We examine whether fake news content contains more positive or negative sentences. The code calculates the percentage of positive and negative sentences in both fake and real news articles. You can draw conclusions based on these percentages.

In [59]:
real_positive_count = analysis_results[analysis_results.index >= 50]["the number of positive sentences in text"].sum()
real_negative_count = analysis_results[analysis_results.index >= 50]["the number of negative sentences in text"].sum()
# Calculate the total counts of positive and negative sentences for real news articles

In [60]:
total_fake_sentences = len(analysis_results[analysis_results.index < 50])
total_real_sentences = len(analysis_results[analysis_results.index >= 50])
#Calculating the percentages

In [61]:
percentage_positive_fake = (fake_positive_count / total_fake_sentences) * 100
percentage_negative_fake = (fake_negative_count / total_fake_sentences) * 100

In [62]:
percentage_positive_real = (real_positive_count / total_real_sentences) * 100
percentage_negative_real = (real_negative_count / total_real_sentences) * 100

In [63]:
print(f"Percentage of positive sentences in fake news articles: {percentage_positive_fake:.2f}%")
print(f"Percentage of negative sentences in fake news articles: {percentage_negative_fake:.2f}%")
print(f"Percentage of positive sentences in real news articles: {percentage_positive_real:.2f}%")
print(f"Percentage of negative sentences in real news articles: {percentage_negative_real:.2f}%")
## Comparing the percentages obtained to draw conclusions about whether fake news content tends to be more positive or negative

Percentage of positive sentences in fake news articles: 582.00%
Percentage of negative sentences in fake news articles: 384.00%
Percentage of positive sentences in real news articles: 664.00%
Percentage of negative sentences in real news articles: 356.00%


Among the analyzed fake news articles, 582% of the sentences are classified as positive.
384% of the sentences in fake news articles are classified as negative.
Among the analyzed real news articles, 664% of the sentences are classified as positive.
356% of the sentences in real news articles are classified as negative

In [64]:
if percentage_positive_fake > percentage_positive_real:
    print("Fake news articles tend to contain more positive sentences.")
elif percentage_positive_fake < percentage_positive_real:
    print("Real news articles tend to contain more positive sentences.")
else:
    print("The sentiment distribution is similar between fake and real news articles.")

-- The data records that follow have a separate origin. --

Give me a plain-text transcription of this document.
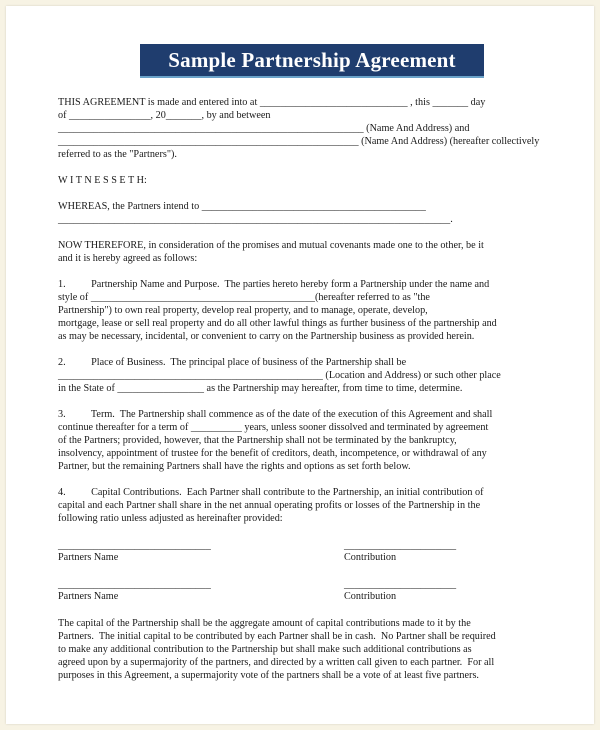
Sample Partnership Agreement
THIS AGREEMENT is made and entered into at _____________________________ , this _______ day
of ________________, 20_______, by and between
____________________________________________________________ (Name And Address) and
___________________________________________________________ (Name And Address) (hereafter collectively
referred to as the "Partners").
W I T N E S S E T H:
WHEREAS, the Partners intend to ____________________________________________
_____________________________________________________________________________.
NOW THEREFORE, in consideration of the promises and mutual covenants made one to the other, be it
and it is hereby agreed as follows:
1.          Partnership Name and Purpose.  The parties hereto hereby form a Partnership under the name and
style of ____________________________________________(hereafter referred to as "the
Partnership") to own real property, develop real property, and to manage, operate, develop,
mortgage, lease or sell real property and do all other lawful things as further business of the partnership and
as may be necessary, incidental, or convenient to carry on the Partnership business as provided herein.
2.          Place of Business.  The principal place of business of the Partnership shall be
____________________________________________________ (Location and Address) or such other place
in the State of _________________ as the Partnership may hereafter, from time to time, determine.
3.          Term.  The Partnership shall commence as of the date of the execution of this Agreement and shall
continue thereafter for a term of __________ years, unless sooner dissolved and terminated by agreement
of the Partners; provided, however, that the Partnership shall not be terminated by the bankruptcy,
insolvency, appointment of trustee for the benefit of creditors, death, incompetence, or withdrawal of any
Partner, but the remaining Partners shall have the rights and options as set forth below.
4.          Capital Contributions.  Each Partner shall contribute to the Partnership, an initial contribution of
capital and each Partner shall share in the net annual operating profits or losses of the Partnership in the
following ratio unless adjusted as hereinafter provided:
______________________________	______________________
Partners Name	Contribution
______________________________	______________________
Partners Name	Contribution
The capital of the Partnership shall be the aggregate amount of capital contributions made to it by the
Partners.  The initial capital to be contributed by each Partner shall be in cash.  No Partner shall be required
to make any additional contribution to the Partnership but shall make such additional contributions as
agreed upon by a supermajority of the partners, and directed by a written call given to each partner.  For all
purposes in this Agreement, a supermajority vote of the partners shall be a vote of at least five partners.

Real news articles tend to contain more positive sentences.


On completing this sentiment analysis, I have learnt the following:
The importance of data preprocessing: Cleaning and preparing  text data is crucial for accurate sentiment analysis.
The choice of features: Experimenting with different features and preprocessing techniques can significantly impact the results.
Sentiment analysis as a tool is used for understanding the emotional tone of text data, which has applications in various fields.
I also understood the impact of fake news on sentiment.